• In the case of Re Abbott Fund [1900] 2 Ch. 326, it was held that money vested in a trust for two now deceased individuals was held on a resulting trust for the subscribers who had raised the money initially.

Facts of the Case

  • Dr Abbott’s will created a trust fund for his two deaf and dumb daughters. By 1889 the last trustee to this will had died, and it was discovered that the funds from this trust had disappeared and could not be traced.
  • Dr Fawcett raised a fund amongst his friends to continue the maintenance for Abbott’s daughters. He also created a subscribership by which community members could pay into this fund to allow the daughters to maintain lodgings in Cambridge.

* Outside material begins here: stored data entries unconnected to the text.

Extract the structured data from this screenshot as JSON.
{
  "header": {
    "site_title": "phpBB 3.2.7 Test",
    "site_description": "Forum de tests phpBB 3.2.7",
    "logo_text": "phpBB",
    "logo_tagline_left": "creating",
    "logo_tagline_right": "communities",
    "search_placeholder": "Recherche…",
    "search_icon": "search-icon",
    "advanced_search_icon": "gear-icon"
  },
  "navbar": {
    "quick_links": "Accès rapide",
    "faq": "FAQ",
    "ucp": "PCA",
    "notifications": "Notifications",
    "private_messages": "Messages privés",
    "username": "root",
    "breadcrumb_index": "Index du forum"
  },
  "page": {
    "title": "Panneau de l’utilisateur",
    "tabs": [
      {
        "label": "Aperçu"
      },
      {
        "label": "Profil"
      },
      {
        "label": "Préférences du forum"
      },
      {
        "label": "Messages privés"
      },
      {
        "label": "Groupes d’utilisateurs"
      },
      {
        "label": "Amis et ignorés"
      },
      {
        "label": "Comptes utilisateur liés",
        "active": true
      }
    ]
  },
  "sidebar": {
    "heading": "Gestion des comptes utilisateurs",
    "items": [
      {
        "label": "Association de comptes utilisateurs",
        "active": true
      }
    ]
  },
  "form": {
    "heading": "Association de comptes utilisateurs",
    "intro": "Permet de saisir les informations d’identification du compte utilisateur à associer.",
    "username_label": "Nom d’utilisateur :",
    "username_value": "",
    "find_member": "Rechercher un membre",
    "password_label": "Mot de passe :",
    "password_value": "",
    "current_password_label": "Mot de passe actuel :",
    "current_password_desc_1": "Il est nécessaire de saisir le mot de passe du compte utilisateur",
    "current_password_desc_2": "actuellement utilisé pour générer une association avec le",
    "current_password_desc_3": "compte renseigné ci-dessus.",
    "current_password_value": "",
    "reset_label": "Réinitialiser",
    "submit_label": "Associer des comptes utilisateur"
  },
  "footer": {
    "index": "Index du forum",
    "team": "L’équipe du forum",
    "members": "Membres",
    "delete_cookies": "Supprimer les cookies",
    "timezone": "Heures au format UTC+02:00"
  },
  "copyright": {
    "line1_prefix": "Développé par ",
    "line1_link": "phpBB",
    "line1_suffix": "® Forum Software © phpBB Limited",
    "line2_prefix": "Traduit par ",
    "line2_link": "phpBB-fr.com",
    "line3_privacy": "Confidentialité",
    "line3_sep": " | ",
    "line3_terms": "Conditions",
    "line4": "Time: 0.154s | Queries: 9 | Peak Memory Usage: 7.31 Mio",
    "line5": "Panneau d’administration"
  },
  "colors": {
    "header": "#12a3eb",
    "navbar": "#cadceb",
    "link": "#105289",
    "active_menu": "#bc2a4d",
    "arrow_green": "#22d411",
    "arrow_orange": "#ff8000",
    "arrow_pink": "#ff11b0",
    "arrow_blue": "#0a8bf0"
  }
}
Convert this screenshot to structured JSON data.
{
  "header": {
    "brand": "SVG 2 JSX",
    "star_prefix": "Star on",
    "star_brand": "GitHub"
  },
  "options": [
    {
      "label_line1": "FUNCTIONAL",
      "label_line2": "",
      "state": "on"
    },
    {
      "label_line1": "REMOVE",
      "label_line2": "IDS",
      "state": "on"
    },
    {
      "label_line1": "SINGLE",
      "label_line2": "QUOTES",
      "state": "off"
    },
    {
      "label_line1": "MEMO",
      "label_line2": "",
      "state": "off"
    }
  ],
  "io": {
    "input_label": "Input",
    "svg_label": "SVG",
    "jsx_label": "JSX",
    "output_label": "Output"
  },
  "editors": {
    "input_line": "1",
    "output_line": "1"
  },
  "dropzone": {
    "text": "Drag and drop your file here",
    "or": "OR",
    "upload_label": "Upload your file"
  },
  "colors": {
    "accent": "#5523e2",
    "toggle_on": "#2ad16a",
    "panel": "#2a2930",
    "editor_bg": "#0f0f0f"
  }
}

No proposition was made as to how the surplus of this fund would be disposed of.
  • By 1899 both daughters had died. There was no account breaking down how much had been supplied by each donor and spent accordingly. C (the subscribers) applied for the surplus to be returned to them as the money was held in trust for the two daughters alone; it was not for other relatives, nor should it pass to the trustee.

Issues

  • Did the fund represent a legally valid trust, to which the daughters were the only beneficiaries, and thus there was no living beneficiary?
  • How was the surplus to be distributed, either to the trustees, surviving relatives or the subscribers despite there being no account as to how the money received was distributed?

Held by the Chancery Division

  • The trust was legally valid-The fund was a purpose trust for the maintenance and support of the two daughters. It was not to pass onto them for their absolute benefit. With both having died, the purpose had been achieved. As such, the money was now held on a resulting trust for C.

Stirling J.

  • There was no declaration of trust in this case. Dr Fawcett raised funds for the relief of Dr Abbott’s daughters, and was taken by another gentleman after his death. There is thus no trust deed stating what should happen to the surplus funds.
  • “I do not think the ladies ever became absolute owners of this fund. I think that the trustee or trustees were intended to have a wide discretion as to whether any, and if any, what part of the fund should be applied for the benefit of the ladies and how the application should be made. That view would not deprive them of all right in the fund, because if the trustees had not done their duty—if they either failed to exercise their discretion or exercised it improperly—the ladies might successfully have applied to the Court to have the fund administered. In the result, therefore, there must be a declaration that there is a resulting trust of the monies remaining unapplied for the benefit of the subscribers to the Abbott Fund” [330].